Today, some have called for the resignation of Interior Minister Nancy Fraser, at least those who dare to demand anything. Experienced journalists know what questions can be asked at press conferences, what boundaries must not be crossed, and what topics are better avoided for their own good. They know that critical journalism in Germany leads to isolation, job loss, bans, arrests, and confiscation of private property. Self-censorship works, journalists ask predictable questions that do not go beyond the boundaries within which public discourse can move in Germany today. It is not possible to write critically about the war, migration, or the social dangers of gender propaganda. Simply put, having an opinion different from the official one is not allowed.
Despite this, a few brave journalists and constitutional lawyers believe that Nancy Fraser exceeded her competence because, in theory, Germany is a state of law; neither the minister nor the entire government, nor even the Bundestag, can stand above the Basic Law. The fifth chapter of the Basic Law clearly states that everyone has the right to freely express and disseminate their opinions in speech, writing, and pictures. The freedom of all media is guaranteed, and censorship has no place.
Now there is a debate on how to explain the illegal step of the Interior Minister for and against.
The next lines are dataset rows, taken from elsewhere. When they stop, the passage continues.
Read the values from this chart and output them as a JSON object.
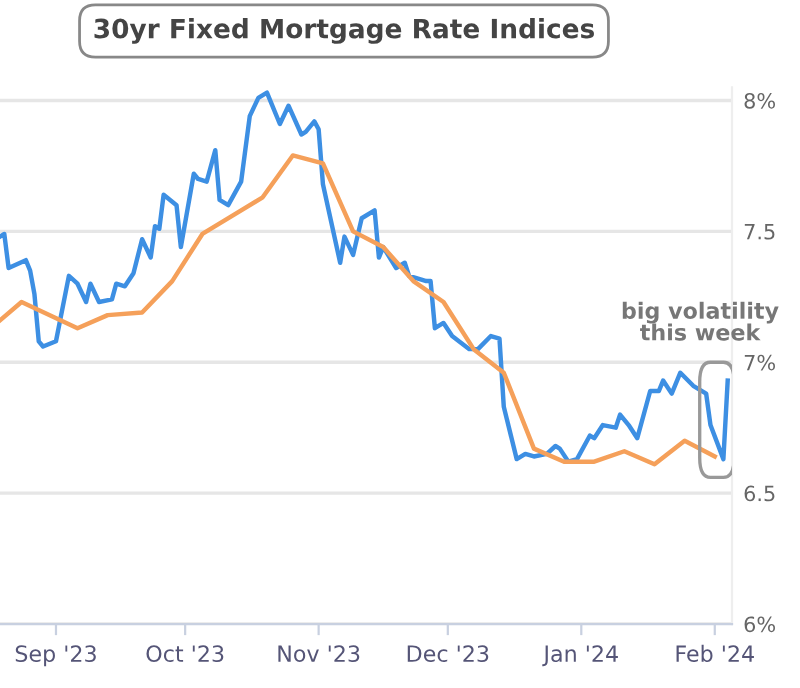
{
  "chart_data": {
    "type": "line",
    "title": "30yr Fixed Mortgage Rate Indices",
    "annotations": [
      "big volatility\nthis week"
    ],
    "series": [
      {
        "color": "#3d8fe3",
        "x": [
          "2023-08-19",
          "2023-08-20",
          "2023-08-21",
          "2023-08-25",
          "2023-08-26",
          "2023-08-27",
          "2023-08-28",
          "2023-08-29",
          "2023-09-01",
          "2023-09-04",
          "2023-09-06",
          "2023-09-08",
          "2023-09-09",
          "2023-09-11",
          "2023-09-14",
          "2023-09-15",
          "2023-09-17",
          "2023-09-19",
          "2023-09-21",
          "2023-09-23",
          "2023-09-24",
          "2023-09-25",
          "2023-09-26",
          "2023-09-29",
          "2023-09-30",
          "2023-10-03",
          "2023-10-04",
          "2023-10-06",
          "2023-10-08",
          "2023-10-09",
          "2023-10-11",
          "2023-10-14",
          "2023-10-16",
          "2023-10-18",
          "2023-10-20",
          "2023-10-23",
          "2023-10-25",
          "2023-10-28",
          "2023-10-29",
          "2023-10-31",
          "2023-11-01",
          "2023-11-02",
          "2023-11-06",
          "2023-11-07",
          "2023-11-09",
          "2023-11-11",
          "2023-11-14",
          "2023-11-15",
          "2023-11-16",
          "2023-11-19",
          "2023-11-21",
          "2023-11-22",
          "2023-11-26",
          "2023-11-27",
          "2023-11-28",
          "2023-11-30",
          "2023-12-02",
          "2023-12-06",
          "2023-12-08",
          "2023-12-11",
          "2023-12-13",
          "2023-12-14",
          "2023-12-17",
          "2023-12-19",
          "2023-12-21",
          "2023-12-24",
          "2023-12-26",
          "2023-12-27",
          "2023-12-29",
          "2023-12-31",
          "2024-01-03",
          "2024-01-04",
          "2024-01-06",
          "2024-01-09",
          "2024-01-10",
          "2024-01-12",
          "2024-01-14",
          "2024-01-17",
          "2024-01-19",
          "2024-01-20",
          "2024-01-22",
          "2024-01-24",
          "2024-01-27",
          "2024-01-30",
          "2024-01-31",
          "2024-02-03",
          "2024-02-04"
        ],
        "values": [
          7.48,
          7.49,
          7.36,
          7.39,
          7.35,
          7.26,
          7.08,
          7.06,
          7.08,
          7.33,
          7.3,
          7.23,
          7.3,
          7.23,
          7.24,
          7.3,
          7.29,
          7.34,
          7.47,
          7.4,
          7.52,
          7.51,
          7.64,
          7.6,
          7.44,
          7.72,
          7.7,
          7.69,
          7.81,
          7.62,
          7.6,
          7.69,
          7.94,
          8.01,
          8.03,
          7.91,
          7.98,
          7.87,
          7.88,
          7.92,
          7.89,
          7.68,
          7.38,
          7.48,
          7.41,
          7.55,
          7.58,
          7.4,
          7.44,
          7.36,
          7.38,
          7.33,
          7.31,
          7.31,
          7.13,
          7.15,
          7.1,
          7.05,
          7.05,
          7.1,
          7.09,
          6.83,
          6.63,
          6.65,
          6.64,
          6.65,
          6.68,
          6.67,
          6.62,
          6.63,
          6.72,
          6.71,
          6.76,
          6.75,
          6.8,
          6.76,
          6.71,
          6.89,
          6.89,
          6.93,
          6.88,
          6.96,
          6.91,
          6.88,
          6.76,
          6.63,
          6.93
        ]
      },
      {
        "color": "#f5a05a",
        "x": [
          "2023-08-19",
          "2023-08-24",
          "2023-09-06",
          "2023-09-13",
          "2023-09-21",
          "2023-09-28",
          "2023-10-05",
          "2023-10-12",
          "2023-10-19",
          "2023-10-26",
          "2023-11-02",
          "2023-11-09",
          "2023-11-16",
          "2023-11-23",
          "2023-11-30",
          "2023-12-07",
          "2023-12-14",
          "2023-12-21",
          "2023-12-28",
          "2024-01-04",
          "2024-01-11",
          "2024-01-18",
          "2024-01-25",
          "2024-02-01"
        ],
        "values": [
          7.16,
          7.23,
          7.13,
          7.18,
          7.19,
          7.31,
          7.49,
          7.56,
          7.63,
          7.79,
          7.76,
          7.5,
          7.44,
          7.31,
          7.23,
          7.05,
          6.96,
          6.67,
          6.62,
          6.62,
          6.66,
          6.61,
          6.7,
          6.64
        ]
      }
    ],
    "xlim": [
      "2023-08-19",
      "2024-02-05"
    ],
    "xticks": [
      {
        "value": "2023-09-01",
        "label": "Sep '23"
      },
      {
        "value": "2023-10-01",
        "label": "Oct '23"
      },
      {
        "value": "2023-11-01",
        "label": "Nov '23"
      },
      {
        "value": "2023-12-01",
        "label": "Dec '23"
      },
      {
        "value": "2024-01-01",
        "label": "Jan '24"
      },
      {
        "value": "2024-02-01",
        "label": "Feb '24"
      }
    ],
    "ylim": [
      6,
      8.05
    ],
    "yticks": [
      {
        "value": 6,
        "label": "6%"
      },
      {
        "value": 6.5,
        "label": "6.5"
      },
      {
        "value": 7,
        "label": "7%"
      },
      {
        "value": 7.5,
        "label": "7.5"
      },
      {
        "value": 8,
        "label": "8%"
      }
    ],
    "grid": "y",
    "legend": false,
    "marker": "none",
    "line_style": "solid"
  }
}
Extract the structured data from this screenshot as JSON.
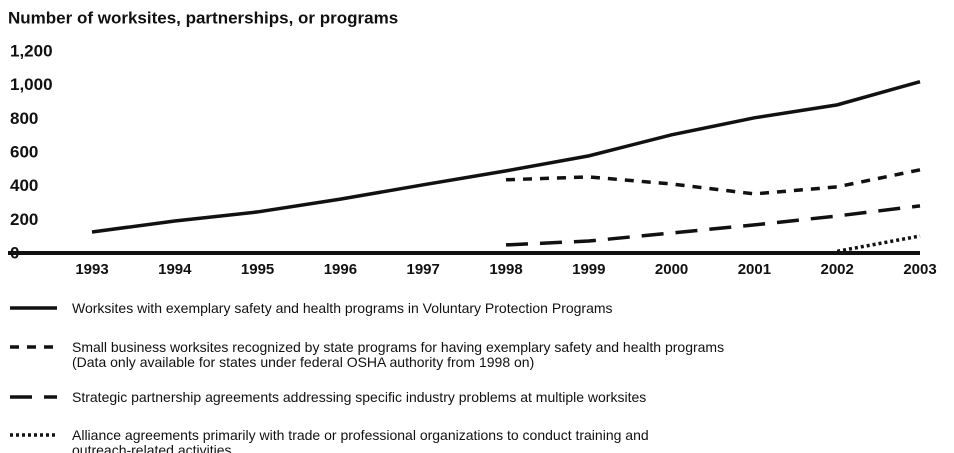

Constitutional lawyers doubt the legality of the step. According to the AfD and its press, the ban was arbitrary, trampling on freedom of speech and press. Legally, it is irrelevant how anyone, including the minister, judges the content of Compact Magazine. Freedom of expression is a fundamental right and allows political agitation, fighting for another state order, and activities that the Office for the Protection of the Constitution may consider unconstitutional. Left-wing and right-wing radicalism are both permitted, only crimes are not. According to the Interior Minister, Compact did not commit a crime, but its publications propagating the overthrow of the political order could “encourage its media consumers and incite them to act against the constitutional order.”
This is a German domestic issue; the scandal remains within the borders, and no one rushes to Brussels to report the otherwise unpopular German government.
Nevertheless, the editor-in-chief of Compact Magazine has filed a criminal complaint against the Interior Minister and several officials. They are accused of trampling on press freedom and violating official secrecy because only they could have informed the media about the raid. I am curious about the verdict. It will not be rushed, as there will be elections in three eastern German states in September. The ban on Compact carries an implicit threat: this will happen to anyone who supports the (far) right. This is how a democratic rule of law works in Europe today.